The spacecraft has a cargo bay that measures 15-ft in diameter and 40.4 ft long. It can handle payloads with expendable launchers as well as standard aero transport containers that have an 8-ft2 cross section and can be 10, 20, 30, or 40 ft long.
Once operational and certified, Skylon will be able to launch several small satellites mounted in a small payload carrier rack. It will also be able to put telecommunication satellites into geostationary orbits by having them equipped with upper-stage propulsion units. These upper stages can be collected for reuse. A special personnel and cargo container will fit in the cargo bay, letting up to 30 people or a combination of people and cargo be sent into orbit. (The spacecraft can remain operational on orbit for up to seven days, a parameter limited by the amount of fuel available for reaction thrusters.) People and cargo can be transported to the space station, flown to another point anywhere on Earth in four hours, or housed in space to conduct experiments. The cargo bay can also be used to carry modules or infrastructure for future space stations, space telescopes, or large satellites.

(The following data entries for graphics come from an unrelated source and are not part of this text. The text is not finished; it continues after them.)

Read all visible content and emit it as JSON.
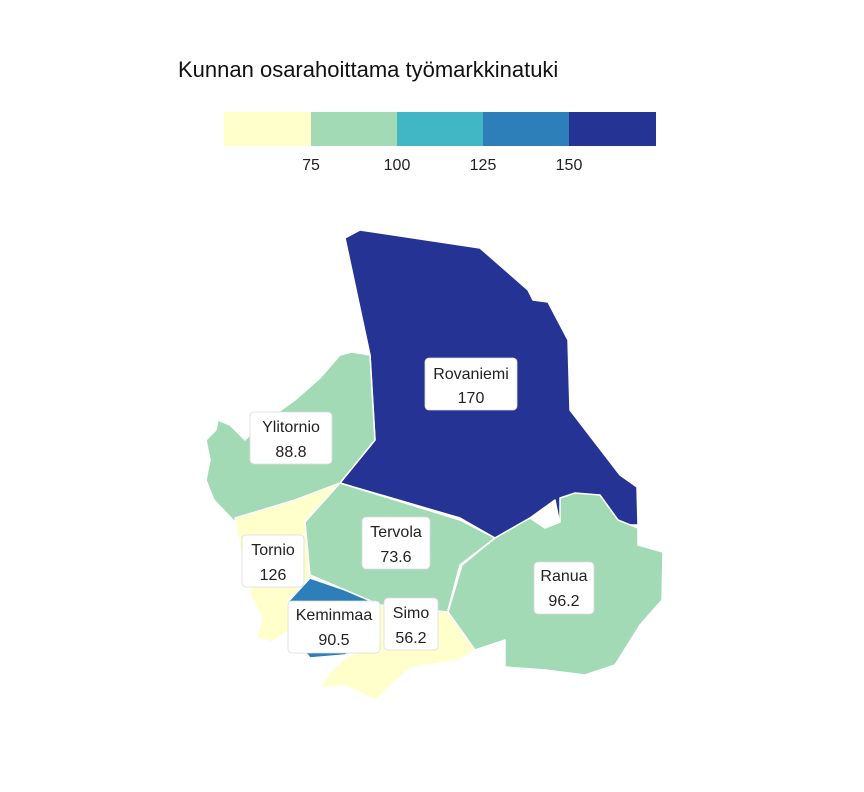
{
  "title": "Kunnan osarahoittama työmarkkinatuki",
  "legend": {
    "bins": [
      {
        "color": "#ffffcc"
      },
      {
        "color": "#a1dab4"
      },
      {
        "color": "#41b6c4"
      },
      {
        "color": "#2c7fb8"
      },
      {
        "color": "#253494"
      }
    ],
    "ticks": [
      "75",
      "100",
      "125",
      "150"
    ]
  },
  "regions": [
    {
      "id": "rovaniemi",
      "name": "Rovaniemi",
      "value": "170",
      "color": "#253494"
    },
    {
      "id": "ylitornio",
      "name": "Ylitornio",
      "value": "88.8",
      "color": "#a1dab4"
    },
    {
      "id": "tornio",
      "name": "Tornio",
      "value": "126",
      "color": "#2c7fb8"
    },
    {
      "id": "tervola",
      "name": "Tervola",
      "value": "73.6",
      "color": "#ffffcc"
    },
    {
      "id": "ranua",
      "name": "Ranua",
      "value": "96.2",
      "color": "#a1dab4"
    },
    {
      "id": "keminmaa",
      "name": "Keminmaa",
      "value": "90.5",
      "color": "#a1dab4"
    },
    {
      "id": "simo",
      "name": "Simo",
      "value": "56.2",
      "color": "#ffffcc"
    }
  ]
}
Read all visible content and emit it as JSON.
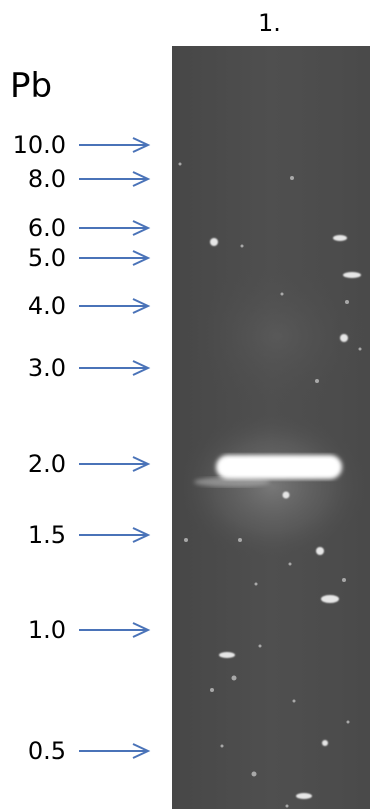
{
  "lane": {
    "number": "1."
  },
  "ladder": {
    "unit": "Pb",
    "arrow_color": "#4a73b8",
    "markers": [
      {
        "label": "10.0"
      },
      {
        "label": "8.0"
      },
      {
        "label": "6.0"
      },
      {
        "label": "5.0"
      },
      {
        "label": "4.0"
      },
      {
        "label": "3.0"
      },
      {
        "label": "2.0"
      },
      {
        "label": "1.5"
      },
      {
        "label": "1.0"
      },
      {
        "label": "0.5"
      }
    ]
  },
  "gel": {
    "background_color": "#4d4d4d",
    "band_color": "#ffffff"
  }
}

The European Space Agency has looked at the Skylon and its Sabre engines and concluded it can be built using today’s technology if engine development continues as planned. To that end, the EAS has contributed to an $8.5 million project to develop and test the engine. It’s estimated a total of $12 billion and eight years will be needed to build an operational Skylon spacecraft.